The current president of the NCAA, Mark Emmert, used a 4:30 pm press conference to break the news. He noted “the clear dissatisfaction of the American people with the results of the investigation” and accused Comey of “gross negligence in failing to combat corruption within our political system.” Emmert decried “the complete inability of the FBI to insulate itself from the influence of high-placed individuals” and promised “a thorough and complete investigation resulting in real consequences for those involved.”
In the ensuing media firestorm, many NCAA dignitaries rushed forward to provide support for the Emmert’s decision. Georgia Tech athletic director and chair of the NCAA board of governors Bud Peterson expressed disgust “that the corrupt money-laundering scheme they call the Clinton Foundation is given the same tax-exempt status afforded to a reputable and well-respected institution such as the NCAA.” Kirby Hocutt, chair of the college football playoff selection committee referenced “the NCAA’s long history of curbing dangerous misconduct” and predicted “harsh penalties for anyone who has endangered the safety of America or its citizens.”

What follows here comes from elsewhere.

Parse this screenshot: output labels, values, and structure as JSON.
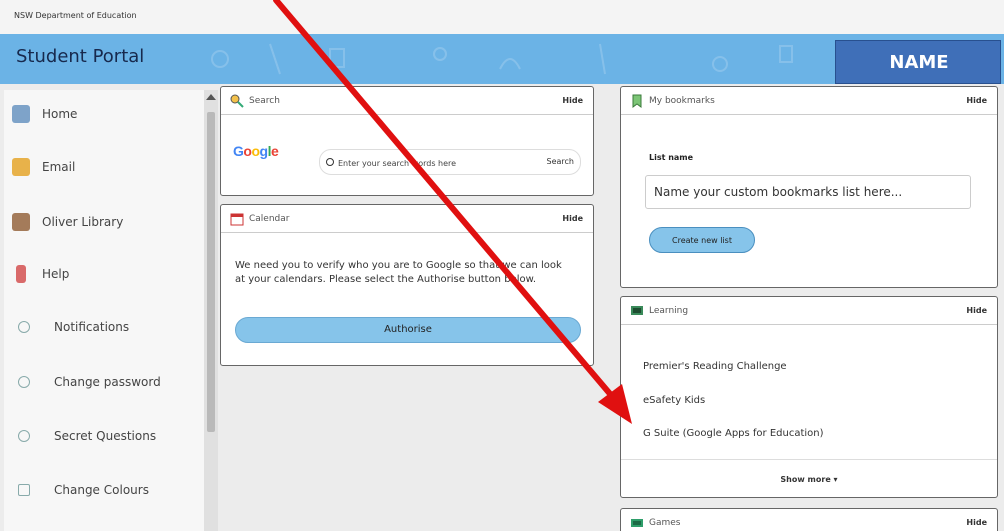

Concerns that this new initiative might impede the NCAA’s ability to continue to carry out current investigations into various colleges and teams were swiftly dismissed. TBAW interviews with students found broad support for the decision. Andre, a first-year student at Nebraska, told us he was unconcerned with the high testosterone levels reportedly found in cafeteria food. Although he admitted to periodically experiencing bouts of unexplained rage, he attributed them to the success of their football team, saying “midterms are stressful enough when we don’t have anything to play for.” When asked about the seventeen drones gone missing from Cal’s engineering department, third-year student Alexandra told us “I saw a couple of basketball recruits flying a similar-looking model around the other day, but didn’t think much of it.” A professor of physics at Indiana University, who requested to remain anonymous, admitted that he “found it a little strange that a football player majoring in sports management submitted the winning entry for a contest to design IU’s new particle accelerator.”
According to nationwide polling by Gallup, 73% of students had “a significantly improved opinion of the NCAA” as a result of the new inquiry, with only 7% disapproving of the decision. Donald Trump himself hailed Emmert as “an American hero continuing the tradition of holding the powerful to account in college sports.”

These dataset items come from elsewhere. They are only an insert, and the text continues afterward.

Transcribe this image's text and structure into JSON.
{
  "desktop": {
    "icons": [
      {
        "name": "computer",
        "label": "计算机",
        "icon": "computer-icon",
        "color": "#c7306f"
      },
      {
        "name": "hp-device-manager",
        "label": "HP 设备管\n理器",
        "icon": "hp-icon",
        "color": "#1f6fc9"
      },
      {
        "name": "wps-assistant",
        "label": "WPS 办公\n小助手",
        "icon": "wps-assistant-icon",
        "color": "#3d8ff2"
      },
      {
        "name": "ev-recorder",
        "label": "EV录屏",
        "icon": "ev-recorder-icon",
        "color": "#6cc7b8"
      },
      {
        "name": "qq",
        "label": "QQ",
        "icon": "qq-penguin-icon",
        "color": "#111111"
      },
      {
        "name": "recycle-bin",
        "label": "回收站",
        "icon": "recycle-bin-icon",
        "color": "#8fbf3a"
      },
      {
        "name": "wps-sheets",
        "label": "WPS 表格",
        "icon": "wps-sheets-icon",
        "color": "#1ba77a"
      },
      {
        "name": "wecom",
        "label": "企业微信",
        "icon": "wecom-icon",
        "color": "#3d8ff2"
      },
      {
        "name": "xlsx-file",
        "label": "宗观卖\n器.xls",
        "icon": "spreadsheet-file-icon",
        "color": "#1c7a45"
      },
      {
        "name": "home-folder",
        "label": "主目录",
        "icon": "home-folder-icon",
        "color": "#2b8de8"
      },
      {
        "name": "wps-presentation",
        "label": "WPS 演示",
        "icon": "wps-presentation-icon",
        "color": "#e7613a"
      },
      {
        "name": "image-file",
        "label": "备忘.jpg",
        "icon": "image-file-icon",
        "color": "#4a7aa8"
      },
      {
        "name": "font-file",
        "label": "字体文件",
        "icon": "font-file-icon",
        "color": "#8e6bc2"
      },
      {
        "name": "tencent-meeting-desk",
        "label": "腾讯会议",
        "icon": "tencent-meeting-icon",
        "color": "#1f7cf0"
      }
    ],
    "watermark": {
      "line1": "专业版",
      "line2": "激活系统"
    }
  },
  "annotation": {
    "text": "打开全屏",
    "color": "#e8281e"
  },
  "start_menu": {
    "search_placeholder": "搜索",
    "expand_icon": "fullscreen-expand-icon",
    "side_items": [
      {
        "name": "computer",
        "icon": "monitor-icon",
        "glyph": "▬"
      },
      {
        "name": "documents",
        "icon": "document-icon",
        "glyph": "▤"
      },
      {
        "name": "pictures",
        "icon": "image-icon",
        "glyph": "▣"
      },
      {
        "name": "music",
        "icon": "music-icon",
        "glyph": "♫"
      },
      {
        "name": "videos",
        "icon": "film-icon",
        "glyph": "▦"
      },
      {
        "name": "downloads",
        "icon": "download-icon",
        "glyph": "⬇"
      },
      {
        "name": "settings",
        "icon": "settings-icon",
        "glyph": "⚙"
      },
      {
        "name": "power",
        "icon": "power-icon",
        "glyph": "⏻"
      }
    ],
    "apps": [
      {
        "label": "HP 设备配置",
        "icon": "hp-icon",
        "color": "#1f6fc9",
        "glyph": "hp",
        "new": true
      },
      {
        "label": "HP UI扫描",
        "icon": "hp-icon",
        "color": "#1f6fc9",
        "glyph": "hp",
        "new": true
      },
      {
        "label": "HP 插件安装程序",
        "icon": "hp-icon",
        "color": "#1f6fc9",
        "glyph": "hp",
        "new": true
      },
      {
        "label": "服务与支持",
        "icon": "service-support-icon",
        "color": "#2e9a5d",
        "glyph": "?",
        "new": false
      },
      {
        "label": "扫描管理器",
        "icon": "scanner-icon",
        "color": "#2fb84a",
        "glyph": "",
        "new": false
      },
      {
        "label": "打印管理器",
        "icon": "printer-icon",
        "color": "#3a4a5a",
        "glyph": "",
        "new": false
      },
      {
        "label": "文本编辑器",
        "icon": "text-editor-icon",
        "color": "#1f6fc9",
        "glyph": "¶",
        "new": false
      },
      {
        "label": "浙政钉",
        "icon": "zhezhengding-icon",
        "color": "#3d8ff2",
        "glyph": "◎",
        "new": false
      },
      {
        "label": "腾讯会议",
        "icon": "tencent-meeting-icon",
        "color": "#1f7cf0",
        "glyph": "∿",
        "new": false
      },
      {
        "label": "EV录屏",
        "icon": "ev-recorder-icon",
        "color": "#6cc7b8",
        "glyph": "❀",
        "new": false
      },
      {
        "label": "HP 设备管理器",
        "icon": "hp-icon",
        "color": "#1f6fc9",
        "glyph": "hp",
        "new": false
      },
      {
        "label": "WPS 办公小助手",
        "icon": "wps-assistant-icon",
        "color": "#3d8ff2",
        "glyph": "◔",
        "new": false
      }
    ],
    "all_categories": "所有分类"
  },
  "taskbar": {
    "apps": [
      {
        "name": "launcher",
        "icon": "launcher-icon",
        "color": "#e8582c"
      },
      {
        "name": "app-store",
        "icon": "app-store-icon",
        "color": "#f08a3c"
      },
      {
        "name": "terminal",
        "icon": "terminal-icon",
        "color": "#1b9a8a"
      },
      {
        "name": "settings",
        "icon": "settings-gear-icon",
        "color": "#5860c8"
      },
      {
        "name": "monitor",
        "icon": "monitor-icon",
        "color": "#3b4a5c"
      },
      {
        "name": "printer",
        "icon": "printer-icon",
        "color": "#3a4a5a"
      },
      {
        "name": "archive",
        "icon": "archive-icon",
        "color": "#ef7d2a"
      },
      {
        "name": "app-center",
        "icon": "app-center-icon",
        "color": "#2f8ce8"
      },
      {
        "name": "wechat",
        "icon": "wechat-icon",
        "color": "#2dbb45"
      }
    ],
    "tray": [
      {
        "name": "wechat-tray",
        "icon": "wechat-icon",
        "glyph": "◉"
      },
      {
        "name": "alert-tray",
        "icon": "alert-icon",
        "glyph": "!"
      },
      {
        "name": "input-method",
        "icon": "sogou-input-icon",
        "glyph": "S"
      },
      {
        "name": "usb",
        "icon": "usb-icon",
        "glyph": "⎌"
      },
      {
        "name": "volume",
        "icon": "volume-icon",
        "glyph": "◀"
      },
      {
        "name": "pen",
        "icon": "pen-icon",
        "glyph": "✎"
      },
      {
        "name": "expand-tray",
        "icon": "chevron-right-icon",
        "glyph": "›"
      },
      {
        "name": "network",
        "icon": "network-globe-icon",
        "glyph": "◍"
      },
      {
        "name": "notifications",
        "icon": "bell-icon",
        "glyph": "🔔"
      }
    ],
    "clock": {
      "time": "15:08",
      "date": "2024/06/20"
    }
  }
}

On the campaign trail with Mormon independent candidate Evan McMullin, BYU president Kevin J Worthen also praised Emmert. “Quite frankly, a lot of the NCAA’s current investigations just aren’t as important as holding Hillary accountable.” Worthen made particular reference to a current investigation involving increased crowd noise at the heavily Mormon school’s football games. “The idea that allowing MDMA usage on game days violates federal law or contradicts our religious values is just absurd.”

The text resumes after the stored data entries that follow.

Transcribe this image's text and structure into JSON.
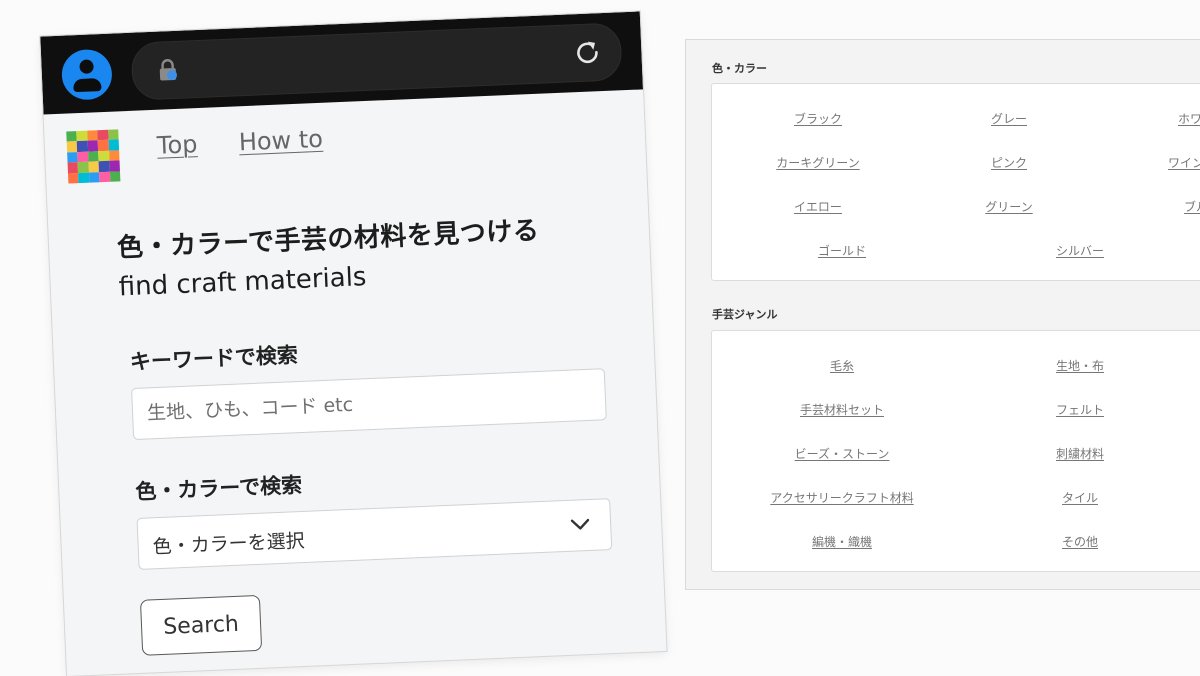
{
  "phone": {
    "nav": {
      "top": "Top",
      "howto": "How to"
    },
    "heading_jp": "色・カラーで手芸の材料を見つける",
    "heading_en": "find craft materials",
    "keyword": {
      "label": "キーワードで検索",
      "placeholder": "生地、ひも、コード etc"
    },
    "color": {
      "label": "色・カラーで検索",
      "selected": "色・カラーを選択"
    },
    "search_button": "Search",
    "icons": {
      "avatar": "person-icon",
      "lock": "lock-icon",
      "reload": "reload-icon",
      "dropdown": "chevron-down-icon"
    }
  },
  "panel": {
    "colors": {
      "title": "色・カラー",
      "items": [
        "ブラック",
        "グレー",
        "ホワ",
        "カーキグリーン",
        "ピンク",
        "ワイン",
        "イエロー",
        "グリーン",
        "ブル",
        "ゴールド",
        "シルバー"
      ]
    },
    "genres": {
      "title": "手芸ジャンル",
      "items": [
        "毛糸",
        "生地・布",
        "手芸材料セット",
        "フェルト",
        "ビーズ・ストーン",
        "刺繍材料",
        "アクセサリークラフト材料",
        "タイル",
        "編機・織機",
        "その他"
      ]
    }
  },
  "accents": {
    "browser_bar": "#0f0f0f",
    "avatar_blue": "#1a86ef",
    "panel_bg": "#f3f3f3"
  }
}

Hillary Clinton has endured a lot in this race, and she still holds a narrow lead over Donald Trump. But with this new development, her path to victory is looking more and more shaky. Election forecaster Nate Silver declared his election model “next to worthless in light of Monday’s events” but took solace in a surge of interest in his college football predictions as Republican voters redouble their efforts to support Emmert in his mission to again put the spotlight on the many ethical and moral questions that haunt Clinton’s candidacy. Those questions, now combined with Trump’s wildly popular campaign promise to build one wall of a massive football stadium on the Mexican border, and look to be too much for Clinton to overcome.